By far the biggest problems I have with this bit are that apparently Daenerys is instituting a democratic form of government to the former Slaver’s Bay, which makes no sense, and Tyrion advising Dany to leave Daario in Essos apparently happened offscreen, which robs us of what could have been a nice parallel between Tyrion and his deceased father and could have allowed an interesting exploration of Tyrion’s character growth, especially how he has been affected by his experiences. Maybe there could even have been some recognition of the effect Shae’s death at his own hands had on him. But, nope, that’s not a thing we’re going to see on screen. Instead, we get to see Daenerys naming Tyrion her Hand after he gives her a truly patronizing speech about self-sacrifice and stuff.
Finally, the last scene of season six is Daenerys finally getting on her way to Westeros. This is actually pretty cool and suitably epic, though I do wonder how the Dothraki suddenly all look like expert sailors. Also, I didn’t notice it the first time I watched because I was wondering how Varys teleported back so quickly, but some of the ships have the Dornish sun on their sails, so it’s not just Varys who got back inexplicably quickly; it’s a whole fleet of ships that teleported in. The dragons still look cool, and I guess we’re in for a bunch of epic battles going forward with a pared down cast and basically nothing left for the show to do but have all-out war.
The real question, though, is how are they going to squeeze in more brothel scenes now?
- That fabric on Margaery’s dress is incredible.
- I love how Pycelle actually tries to fight those kids off, so we got to see an old dude punch a couple of little kids in the face.

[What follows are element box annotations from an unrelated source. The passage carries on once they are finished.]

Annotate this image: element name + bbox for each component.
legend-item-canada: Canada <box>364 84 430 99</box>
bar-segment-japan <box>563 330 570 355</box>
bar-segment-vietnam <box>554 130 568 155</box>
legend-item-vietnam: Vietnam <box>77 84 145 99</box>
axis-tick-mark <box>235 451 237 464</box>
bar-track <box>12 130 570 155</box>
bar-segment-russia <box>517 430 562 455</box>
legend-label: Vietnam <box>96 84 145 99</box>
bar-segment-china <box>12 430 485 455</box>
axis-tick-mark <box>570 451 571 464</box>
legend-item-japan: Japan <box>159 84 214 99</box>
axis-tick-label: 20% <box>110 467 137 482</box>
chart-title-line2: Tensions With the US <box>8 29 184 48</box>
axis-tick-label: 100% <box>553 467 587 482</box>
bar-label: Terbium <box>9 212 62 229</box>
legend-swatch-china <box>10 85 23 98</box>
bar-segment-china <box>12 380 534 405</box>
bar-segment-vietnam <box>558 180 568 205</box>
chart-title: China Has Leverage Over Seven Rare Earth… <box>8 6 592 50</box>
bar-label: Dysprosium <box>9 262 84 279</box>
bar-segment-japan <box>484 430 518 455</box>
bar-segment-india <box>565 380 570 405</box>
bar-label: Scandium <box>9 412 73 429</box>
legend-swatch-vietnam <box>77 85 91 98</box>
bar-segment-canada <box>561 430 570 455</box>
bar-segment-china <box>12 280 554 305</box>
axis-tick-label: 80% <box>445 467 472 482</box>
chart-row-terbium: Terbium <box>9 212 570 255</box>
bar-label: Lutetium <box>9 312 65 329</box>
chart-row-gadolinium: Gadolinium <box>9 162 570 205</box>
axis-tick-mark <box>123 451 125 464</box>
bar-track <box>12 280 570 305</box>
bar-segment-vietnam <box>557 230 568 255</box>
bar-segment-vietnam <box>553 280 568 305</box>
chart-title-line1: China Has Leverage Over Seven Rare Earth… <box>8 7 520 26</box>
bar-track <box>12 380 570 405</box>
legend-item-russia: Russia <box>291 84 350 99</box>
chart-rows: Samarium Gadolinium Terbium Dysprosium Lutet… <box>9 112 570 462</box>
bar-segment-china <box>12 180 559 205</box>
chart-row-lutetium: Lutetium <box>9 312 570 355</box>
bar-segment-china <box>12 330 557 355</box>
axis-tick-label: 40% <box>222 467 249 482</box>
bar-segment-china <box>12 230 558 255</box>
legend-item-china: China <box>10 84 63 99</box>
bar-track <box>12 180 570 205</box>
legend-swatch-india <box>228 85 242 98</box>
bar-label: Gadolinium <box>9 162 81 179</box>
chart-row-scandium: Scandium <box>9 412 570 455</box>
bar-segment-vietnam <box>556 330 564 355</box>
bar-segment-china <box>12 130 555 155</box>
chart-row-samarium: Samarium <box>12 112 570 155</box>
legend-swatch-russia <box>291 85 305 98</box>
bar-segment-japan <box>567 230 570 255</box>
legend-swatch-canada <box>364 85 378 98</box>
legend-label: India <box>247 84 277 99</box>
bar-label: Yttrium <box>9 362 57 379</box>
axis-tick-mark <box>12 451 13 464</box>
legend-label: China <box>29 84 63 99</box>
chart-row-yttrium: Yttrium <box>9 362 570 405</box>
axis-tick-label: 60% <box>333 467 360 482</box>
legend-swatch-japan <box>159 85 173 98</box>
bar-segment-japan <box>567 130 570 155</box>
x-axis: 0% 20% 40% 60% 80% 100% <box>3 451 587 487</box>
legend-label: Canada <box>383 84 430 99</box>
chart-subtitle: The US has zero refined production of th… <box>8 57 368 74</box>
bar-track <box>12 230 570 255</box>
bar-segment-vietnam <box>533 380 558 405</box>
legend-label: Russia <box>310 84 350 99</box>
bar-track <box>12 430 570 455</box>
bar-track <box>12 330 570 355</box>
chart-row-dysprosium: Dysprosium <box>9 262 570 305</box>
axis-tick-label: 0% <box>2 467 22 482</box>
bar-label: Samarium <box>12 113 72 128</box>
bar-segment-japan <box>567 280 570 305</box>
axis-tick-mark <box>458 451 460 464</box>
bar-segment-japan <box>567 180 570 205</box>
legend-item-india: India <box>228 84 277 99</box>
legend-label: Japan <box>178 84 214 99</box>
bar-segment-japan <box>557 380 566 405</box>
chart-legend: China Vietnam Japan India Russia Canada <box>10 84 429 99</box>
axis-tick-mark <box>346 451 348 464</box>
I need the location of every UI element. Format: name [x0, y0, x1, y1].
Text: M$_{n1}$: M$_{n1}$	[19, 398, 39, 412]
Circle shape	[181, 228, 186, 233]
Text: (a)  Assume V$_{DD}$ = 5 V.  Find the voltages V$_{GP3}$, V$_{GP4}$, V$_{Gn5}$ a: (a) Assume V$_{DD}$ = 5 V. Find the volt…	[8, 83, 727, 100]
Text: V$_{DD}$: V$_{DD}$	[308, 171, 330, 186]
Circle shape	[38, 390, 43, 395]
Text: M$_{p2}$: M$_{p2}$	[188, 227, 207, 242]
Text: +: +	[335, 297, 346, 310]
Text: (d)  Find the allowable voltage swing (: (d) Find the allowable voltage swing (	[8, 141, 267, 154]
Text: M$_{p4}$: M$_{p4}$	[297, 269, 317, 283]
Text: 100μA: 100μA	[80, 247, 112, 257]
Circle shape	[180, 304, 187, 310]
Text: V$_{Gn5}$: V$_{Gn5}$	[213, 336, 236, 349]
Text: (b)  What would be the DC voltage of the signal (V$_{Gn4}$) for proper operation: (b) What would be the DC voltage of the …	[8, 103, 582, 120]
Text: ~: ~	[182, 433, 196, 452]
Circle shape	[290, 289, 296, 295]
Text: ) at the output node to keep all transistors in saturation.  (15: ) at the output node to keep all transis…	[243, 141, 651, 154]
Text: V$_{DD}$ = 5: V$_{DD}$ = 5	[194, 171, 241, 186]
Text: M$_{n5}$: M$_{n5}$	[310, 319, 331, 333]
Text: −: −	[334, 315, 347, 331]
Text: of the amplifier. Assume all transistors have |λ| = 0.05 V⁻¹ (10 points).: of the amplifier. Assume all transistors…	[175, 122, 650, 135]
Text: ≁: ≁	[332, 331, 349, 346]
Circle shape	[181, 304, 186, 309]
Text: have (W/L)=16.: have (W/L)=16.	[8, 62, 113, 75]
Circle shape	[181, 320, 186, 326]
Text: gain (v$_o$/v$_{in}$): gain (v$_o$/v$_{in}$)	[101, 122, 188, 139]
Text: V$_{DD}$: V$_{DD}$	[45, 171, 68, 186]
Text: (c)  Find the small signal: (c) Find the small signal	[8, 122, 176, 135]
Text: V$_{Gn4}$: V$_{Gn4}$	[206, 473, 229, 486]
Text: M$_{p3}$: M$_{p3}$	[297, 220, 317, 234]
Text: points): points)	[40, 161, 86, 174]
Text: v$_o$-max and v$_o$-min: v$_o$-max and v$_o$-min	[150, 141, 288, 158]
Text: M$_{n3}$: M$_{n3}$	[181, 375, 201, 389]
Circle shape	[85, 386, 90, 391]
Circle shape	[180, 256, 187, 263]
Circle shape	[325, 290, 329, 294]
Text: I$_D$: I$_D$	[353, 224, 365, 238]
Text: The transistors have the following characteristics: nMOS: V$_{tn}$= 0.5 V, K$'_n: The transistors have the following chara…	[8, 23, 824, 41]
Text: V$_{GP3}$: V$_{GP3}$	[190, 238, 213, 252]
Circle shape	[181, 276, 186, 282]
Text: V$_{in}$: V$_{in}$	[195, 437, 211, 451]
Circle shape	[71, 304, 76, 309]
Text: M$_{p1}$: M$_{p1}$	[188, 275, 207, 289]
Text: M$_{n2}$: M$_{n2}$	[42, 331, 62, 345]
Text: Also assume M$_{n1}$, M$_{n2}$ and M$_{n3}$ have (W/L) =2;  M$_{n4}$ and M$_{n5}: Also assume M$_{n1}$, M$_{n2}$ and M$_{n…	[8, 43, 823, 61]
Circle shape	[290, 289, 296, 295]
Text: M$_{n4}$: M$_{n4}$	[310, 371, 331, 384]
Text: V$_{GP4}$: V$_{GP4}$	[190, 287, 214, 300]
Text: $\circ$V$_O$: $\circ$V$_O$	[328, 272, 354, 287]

- Tommen’s death might be the most unintentionally hilarious thing this show has ever done, but it’s actually a nicely conceived scene. I think that if Cersei had cared more about his death, or had been given some time to actually grieve for her last child, it would have made the whole thing more impactful.
- “She wants your golden fingers up her twat” becomes an even more disgusting comment when we learn the true identity of the girl Bronn is talking about.
- The librarian at Oldtown is my favorite character on this show ever. What a glorious asshole.
- That whole thing with Arya and Walder Frey and the pies gets sillier every time I watch it.
- Theon is looking well.
- I really do love the designs of the house sigils and banners.
- Seriously, though, where is Ghost?